Selina Tusitala Marsh, of Samoan, Tuvaluan, English and French descent, was the first Pacific Islander to graduate with a PhD in English from the University of Auckland and is now a lecturer in the English Department there, specialising in Pasifika literature. Fast Talking PI won the Jessie Mackay Award for Best First Book of Poetry in 2010, and a quick search on YouTube turns up some fantastic live readings; with her big hair and even bigger personality, she must have wowed them at the London Olympics Poetry Parnassus event at which she represented Tuvalu in 2012.
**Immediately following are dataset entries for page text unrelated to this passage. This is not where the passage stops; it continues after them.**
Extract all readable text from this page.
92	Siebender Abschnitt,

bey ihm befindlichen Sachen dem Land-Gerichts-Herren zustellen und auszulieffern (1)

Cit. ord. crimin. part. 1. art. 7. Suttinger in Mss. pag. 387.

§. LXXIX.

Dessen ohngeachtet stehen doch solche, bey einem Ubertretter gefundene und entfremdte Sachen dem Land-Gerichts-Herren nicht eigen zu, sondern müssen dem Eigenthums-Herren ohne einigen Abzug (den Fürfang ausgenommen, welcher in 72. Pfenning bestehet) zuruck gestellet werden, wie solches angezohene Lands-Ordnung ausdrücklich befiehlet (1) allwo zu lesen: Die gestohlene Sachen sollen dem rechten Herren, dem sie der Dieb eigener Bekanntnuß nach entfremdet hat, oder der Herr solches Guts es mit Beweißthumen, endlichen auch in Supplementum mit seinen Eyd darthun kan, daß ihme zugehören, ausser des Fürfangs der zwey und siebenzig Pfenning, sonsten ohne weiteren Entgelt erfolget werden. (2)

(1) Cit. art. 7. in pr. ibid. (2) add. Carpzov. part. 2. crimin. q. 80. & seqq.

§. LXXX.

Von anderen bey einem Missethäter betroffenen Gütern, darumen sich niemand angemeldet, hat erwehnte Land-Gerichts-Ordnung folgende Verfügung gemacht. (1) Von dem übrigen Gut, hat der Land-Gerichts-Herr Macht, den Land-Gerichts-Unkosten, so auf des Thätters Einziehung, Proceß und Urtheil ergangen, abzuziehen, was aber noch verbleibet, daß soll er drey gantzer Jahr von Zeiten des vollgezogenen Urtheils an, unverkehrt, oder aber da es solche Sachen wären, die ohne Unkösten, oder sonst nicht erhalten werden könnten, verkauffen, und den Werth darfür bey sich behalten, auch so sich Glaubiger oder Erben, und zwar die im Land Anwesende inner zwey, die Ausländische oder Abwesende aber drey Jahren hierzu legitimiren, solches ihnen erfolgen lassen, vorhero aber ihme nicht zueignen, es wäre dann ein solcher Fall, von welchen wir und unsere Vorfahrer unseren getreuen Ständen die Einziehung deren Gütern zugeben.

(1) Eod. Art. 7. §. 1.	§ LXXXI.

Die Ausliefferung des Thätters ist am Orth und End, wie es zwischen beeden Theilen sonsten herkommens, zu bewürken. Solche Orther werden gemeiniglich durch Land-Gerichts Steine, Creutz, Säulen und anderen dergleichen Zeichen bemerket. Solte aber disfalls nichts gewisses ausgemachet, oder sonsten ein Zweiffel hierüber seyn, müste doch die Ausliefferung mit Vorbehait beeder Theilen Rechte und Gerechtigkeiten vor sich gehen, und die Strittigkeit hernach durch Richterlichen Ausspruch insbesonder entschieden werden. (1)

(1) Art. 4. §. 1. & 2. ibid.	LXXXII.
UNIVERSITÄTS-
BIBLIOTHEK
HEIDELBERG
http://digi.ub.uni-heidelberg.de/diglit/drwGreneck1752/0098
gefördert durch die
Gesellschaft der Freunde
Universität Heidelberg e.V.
Of the four books reviewed here, Dark Sparring is the standout; not because it’s accompanied (like her previous volume) by a CD, and not because of its length, but because of the way it overflows with a variety of poetic forms and revels in language as it tumbles off the page. Marsh combines some big, hard truth (suicide, domestic violence, a much-loved mother’s death from breast cancer) with poems that manage to be a glorious celebration of nationhood while avoiding the clichés of one big happy multicultural melting pot. In no way sentimental nor didactic, and never taking refuge in cynicism, Marsh is as at home with the rhythms and diction of the King James Bible as she is with rap, hip-hop and the sasa. Latin, Maori, Samoan, Tuvaluan and a smattering of Thai weave in and out of these poems, and careful placement on the page, as with “Afakisi Archipelago”, adds a concrete element. She makes extensive use of end-rhyme and has a particularly creative way with the present participle: this, from “New Zealand, the Lucky Country”:

bro’Town cartooning on TV
Eagle vs Shark mentality
Jim Baxter Jerusalumming it in Ponsonby
Sam Hunt’s DB Bitter poetry
Mansfield’s Devonshire scones over a cuppa
tea … .

 

The poems in the first section of Dark Sparring describe literal voyages (across Auckland, from Apia airport, to Samoa and back) as well as voyages of the imagination, in which Sione’s Wedding and pop diva Rihanna rub shoulders with Albert Wendt and Witi Ihimaera. The much more personal second section begins with “Genesis”, a supremely controlled account of the way in which, with chilling inevitability, cancer spreads through a body. The cadence of the original Book of Genesis only makes it more poignant:

Then the body said
Let the tumours produce
Seed-bearing cells
And cells in the body
According to their various kinds.
And it was so.

 

“50 Ways to Read a Mother” maps the difficult final journey with infinite tenderness. After the mourning, though, and through the release of Tuvaluan dance, Marsh finds strength in her extended family and in her new passion, kickboxing. This is the “sparring” of the title, and it asserts itself in the last poems in the book. “First Spar”, in five parts, gives brief, sometimes troubled, biographies of the women with whom she shares her martial arts training; “Kickboxing Cancer” and its repeated use of “I am . . .” (a biblical allusion with a particularly New Zealand resonance) shows that it’s possible to come out of a profound rite of passage all the stronger for it. The new beginning implied by “Matariki”, which prefaces this volume, fuels this work with hope. As with Nannestad’s Wild Like Me, these poems rage against the dying of the light, albeit with a great deal more chutzpah.

 

Elizabeth Crayford has worked at Wellington East Girls’ College since 2001 where she teaches English, Art History and Understanding Religion.